Capita's shares are down from £4.87 a year ago to the current price of £1.71 - a total fall of nearly 65 per cent.
In a statement on his company’s website, Mr Woodford said that on 24 January Capita accounted for 0.8 per cent of the capital in his £7.7bn Woodford Equity Income fund, and 1.3 per cent of the capital in the £689m Woodford Income Focus fund.
Mr Woodford said Capita "has been a poor investment, but it is one that has the capacity to become a significantly better one from here".
"There is much work to be done to turn the business around, but there is a clear plan and the project is underway.
"Discussions with all major customers have gone very well as have conversations with the Cabinet Office.
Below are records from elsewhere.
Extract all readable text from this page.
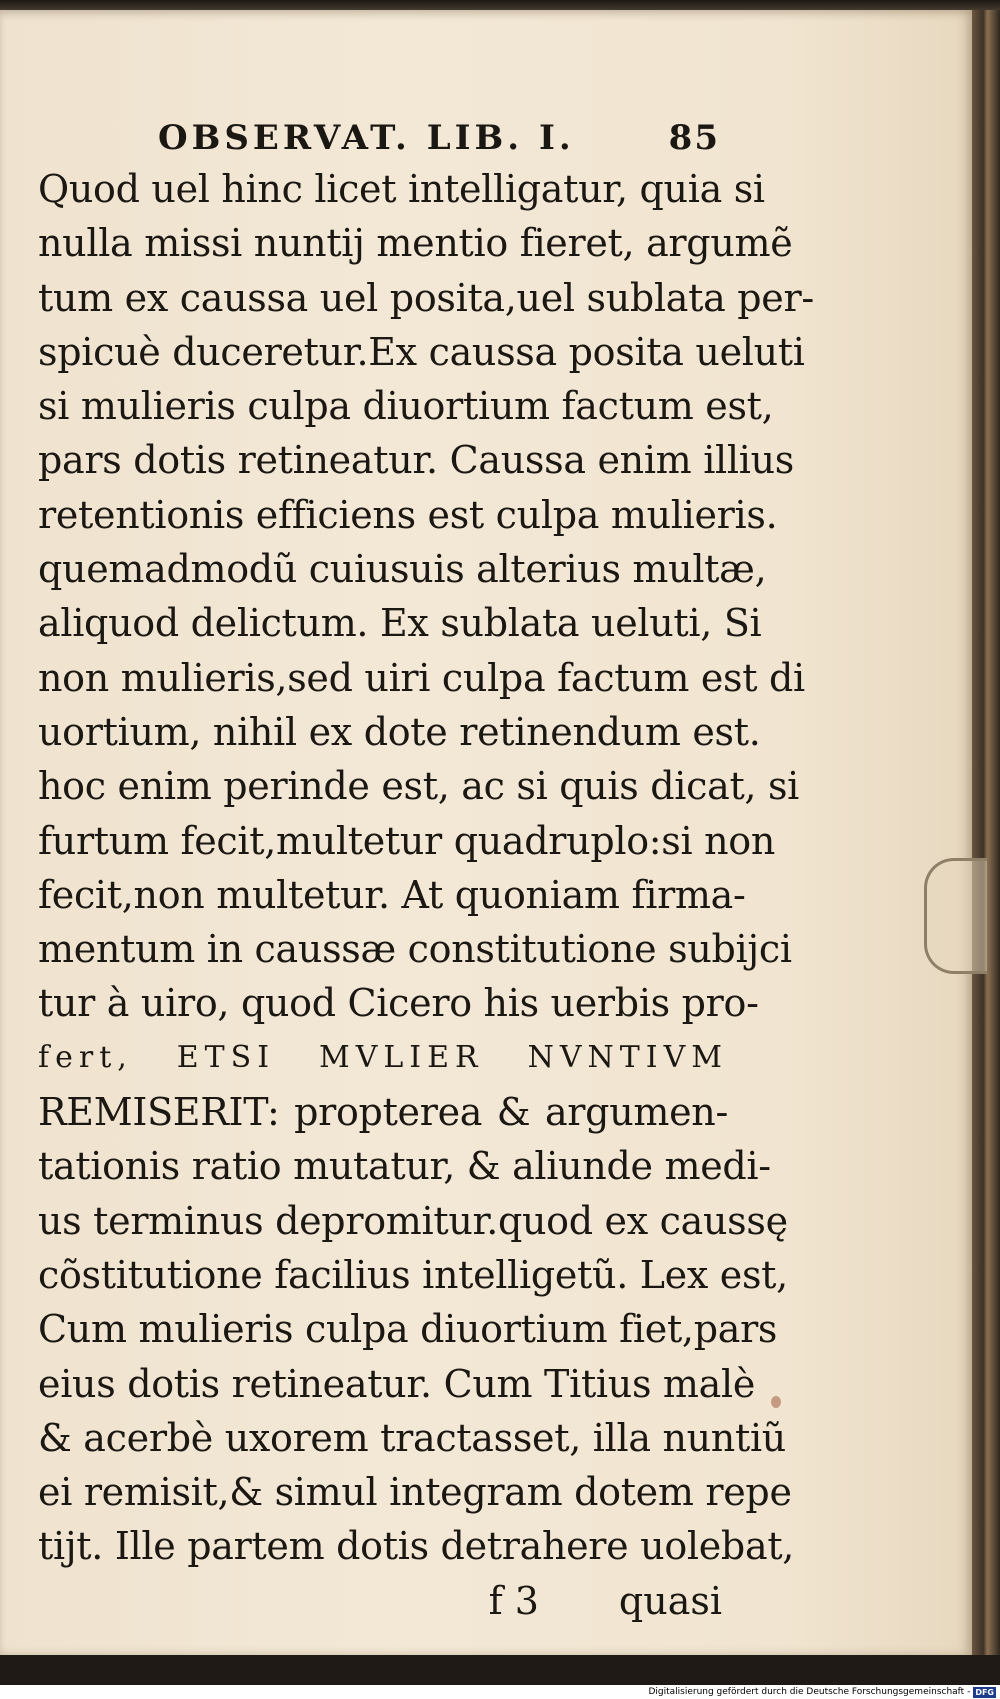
OBSERVAT. LIB. I.	85
Quod uel hinc licet intelligatur, quia si
nulla missi nuntij mentio fieret, argumẽ
tum ex caussa uel posita,uel sublata per-
spicuè duceretur.Ex caussa posita ueluti
si mulieris culpa diuortium factum est,
pars dotis retineatur. Caussa enim illius
retentionis efficiens est culpa mulieris.
quemadmodũ cuiusuis alterius multæ,
aliquod delictum. Ex sublata ueluti, Si
non mulieris,sed uiri culpa factum est di
uortium, nihil ex dote retinendum est.
hoc enim perinde est, ac si quis dicat, si
furtum fecit,multetur quadruplo:si non
fecit,non multetur. At quoniam firma-
mentum in caussæ constitutione subijci
tur à uiro, quod Cicero his uerbis pro-
fert, ETSI MVLIER NVNTIVM
REMISERIT: propterea & argumen-
tationis ratio mutatur, & aliunde medi-
us terminus depromitur.quod ex caussę
cõstitutione facilius intelligetũ. Lex est,
Cum mulieris culpa diuortium fiet,pars
eius dotis retineatur. Cum Titius malè
& acerbè uxorem tractasset, illa nuntiũ
ei remisit,& simul integram dotem repe
tijt. Ille partem dotis detrahere uolebat,
f 3 quasi
Digitalisierung gefördert durch die Deutsche Forschungsgemeinschaft - DFG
"The collapse of Carillion has catalysed the whole outsourcing sector to rebase its relationship with the Government, which also recognises the need for change, to reflect a fairer balance between risk and reward.
"I would go as far as to say that the business will be in better shape at the end of 2018 than it was in 2016. It will have infinitely better leadership, a stronger balance sheet, better cash flow, more conservative accounting policies and a lower pension deficit.”
He said the "mistake" he made, "albeit I didn’t know it at the time", was in owning Capita in 2016.
"It is not a mistake to own it now. And so, I will not be compounding the previous error by behaving in an irrational and valuation insensitive way now.”
Turning to what he believes are the future prospects for the company he said this is "a complete reset for Capita".
"The new chief executive has mapped out a clear new direction for the business and it is one with which I completely agree. More focus, better leadership, better cost control, a stronger balance sheet (through a combination of disposals, dividend cut and a future capital raise) which will, in turn, lead to more investment in the business, an enhanced competitive position and a brighter future for its shareholders and customers."
Mr Woodford attributed the share price fall to this "reset", and because "Capita represents many of the things that this market loathes at the moment – it is exposed to the UK economy, it has a recent record of disappointment, it is an outsourcer".
The fund manager branded current valuations "irrelevant – it simply does not matter in the stock market at the moment".
"The only question that ultimately matters to me when forming an investment judgement, is ‘what is the company worth?’. On that basis, it strikes me that a decision to sell Capita here is almost impossible to justify from a fundamentally-based perspective.”
His travails as a shareholder in Capita are just the latest in a litany of woes for Mr Woodford and the investors in his funds.